Dr. Oliver E. and Pamela J. Cobb
In summer 2007, Dr. Oliver (Ollie) Cobb, a retired Seattle physician, approached PLU expressing the wish to give the university a piece of African art <grave post from the Bongo people of Sudan> (Accession no. 2007.02.001) in memory of the Lehmanns, who had been friends and fellow collectors, and who had given a number of pieces to PLU. Not knowing much about African art, the (then-)Development Office reached out to Prof. Neal Sobania, a historian of Africa on faculty who has museum-exhibition experience, to accompany staff to the Cobbs’ home to accept the piece. During that visit, after a lengthy conversation about PLU and African art, Dr. Cobb also gave PLU a beauty-parlor sign from Ghana (this is now framed and can be seen in the Diversity Center, located in the Anderson University Center). Dr. Cobb also indicated he would speak with his wife about one or two additional pieces they might also give to PLU.
In October 2007, Dr. Cobb came to the PLU campus and brought with him two more pieces as gifts to PLU; a <Makonde helmet mask> (Accession no. 2007.02.002) and a <Bete mask> (Accession no. 2007.02.003). At a subsequent campus event, the Cobbs were invited and recognized for their gifts of artwork. Impressed by the student presentations that were part of the occasion, they came away with a strong sense of PLU’s commitment to student learning. The following June, they suggested a return visit to their home with the instruction, “Bring the van.” On the first visit, a van was used to transport the 68-inch-long grave post; this time it was needed to transport the nine additional pieces of African art the Cobbs were giving to PLU. Each subsequent year, through 2011, the Cobbs continued to give additional pieces of African art to PLU, for a total of 32, plus the beauty-parlor sign, and continue to be interested in donating more.
As to how he became a collector, Dr. Cobb explains that an appreciation of tribal art was in his family beginning with his grandfather, and as an undergraduate at Williams College he had taken courses in art history. When he moved to the Northwest in 1965, his desire was to collect Northwest Coast art, but the difference in what a Northwest piece cost and an African mask or figure was truly significant. And with his mother living in New York City across from Parke-Bernet auction house, Dr. Cobb would peruse auction catalogs and his mother would bid on possible acquisitions. When he and Pam married, she said she knew nothing about African art. However, as they visited dealers and auction houses in New York and Europe, especially London and Paris, and traveled to Mali, Burkina Faso and Cote d’Ivoire, Pam’s knowledge greatly increased. “How can it not when you see objects up-close, hold them in your hands, study them, and meet and learn from other collectors?” she asked. The pieces they buy are ones they like; “we don’t buy anything we don’t like.”

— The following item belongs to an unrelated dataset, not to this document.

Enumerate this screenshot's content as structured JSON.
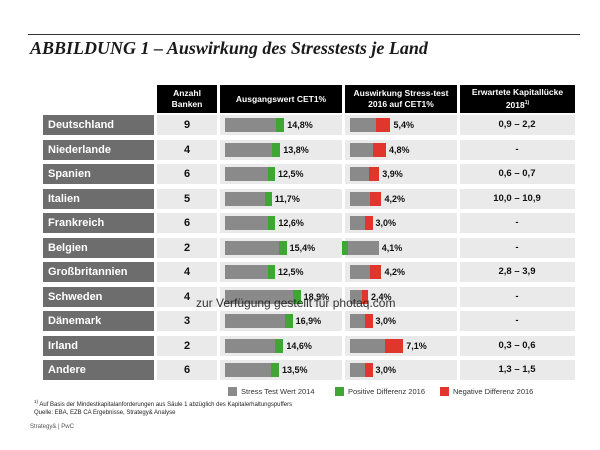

“We bought them with love, and we release them with love” the Cobbs responded when asked why they donate pieces from their collection to museums. As to the outcome of these gifts, their desire is that “they’re seen. That students have access to them, can touch them, hold them, study them….what’s nice about African art is it’s sturdy; you can hold them [African art objects] and not harm them.”
Today the Cobbs occasionally still buy a piece. As other serious collectors understand, the excitement of pursuing a piece is still there, and the “last piece you buy receives your most immediate attention.”
(Includes Personal Communication, Oliver and Pamela Cobb, June 24, 2015.)